Back in the 70's, the Bulgers did the first known winter climb of this peak from Scenic, the west end of what used to be the longest train tunnel in the Western Hemisphere.  They parked at the railroad stop here and were amused by a dog that came out of nowhere and adopted the group, following close behind their snowshoe tracks all the way to the 6242' summit. The Bulgers enjoyed the canine companionship and called this peak, “Dog Mountain.”

 

The next winter, the Bulgers decided to do a snowshoe trip to a 6062' point above Murphy Lakes, SW of Peak 6242'. The friendly dog was nowhere to be found on this trip, so they dubbed this summit, “Dog Gone.”  Latter-day Bulgers have noted that there are already too many Dog Mountains in Washington, including the popular one down by Columbia Gorge, and the one up the N Fk Snoqualmie, so the “K9” (canine) alternative was adopted.

 

Grant Myers (who kept saying that this was a very scenic peak), Mitch Blanton, Tom Rainey, and I parked at that big bend in HW 2 at Tunnel Creek and snowshoed up the road towards Hope Lake.  At the Y, a quarter-mile past the powerlines, we headed downhill, crossed the SFk Tunnel Creek, then crossed the creek draining K9 to climb a nice old-growth north ridge of Point 5567 (The Hydrant) to its top. 3 hours.

After a half hour of refueling and peak-identifying here, we shuffled west along the King-Chelan County line to just before a 5200' saddle where we glissaded south to a 4900' basin and picked up the SE ridge of K9. We then punched up the soft spring snow to the summit.

 

The overwhelming scene here was south across Trapper Creek to a mass of summits with no names on the maps.
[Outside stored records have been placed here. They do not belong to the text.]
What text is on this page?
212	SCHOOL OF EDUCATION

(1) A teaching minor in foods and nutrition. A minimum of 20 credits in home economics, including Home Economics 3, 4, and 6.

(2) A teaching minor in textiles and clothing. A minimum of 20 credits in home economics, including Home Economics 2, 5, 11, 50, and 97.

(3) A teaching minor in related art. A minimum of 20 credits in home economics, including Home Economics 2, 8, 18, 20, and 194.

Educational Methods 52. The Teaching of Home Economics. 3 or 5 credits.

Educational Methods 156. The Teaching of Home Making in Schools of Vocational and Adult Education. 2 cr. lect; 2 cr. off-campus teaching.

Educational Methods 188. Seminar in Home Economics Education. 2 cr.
Mountaineers call one of these prongs "Slippery Slab," and the Back Court enthusiasts dub one peak near Thunder Mountain, "Nimbus Mountain" (cloud of thunder), and the highest of the group, "Thor Peak" (god of thunder).  More peaks than you want to hear about were identified by my three climbing partners, who are the best there are in this business.

Thor Peak (L) and Nimbus Peak (L)

from K9

We created little avalanches with our glissades back down to the 5200' saddle with The Hydrant, then continued our sitting glissades north down what Mitch called the Valley of Death, under the twin hanging cornices of K9.

K9 and the Valley of Death

Pausing for a moment at a point 2500 feet below the summit, we all agreed that the scene up this steep wintery cirque was as good as it gets in the mountains this time of year on a sunny day.  5.5 hours up (with stops), 2.1 hours down.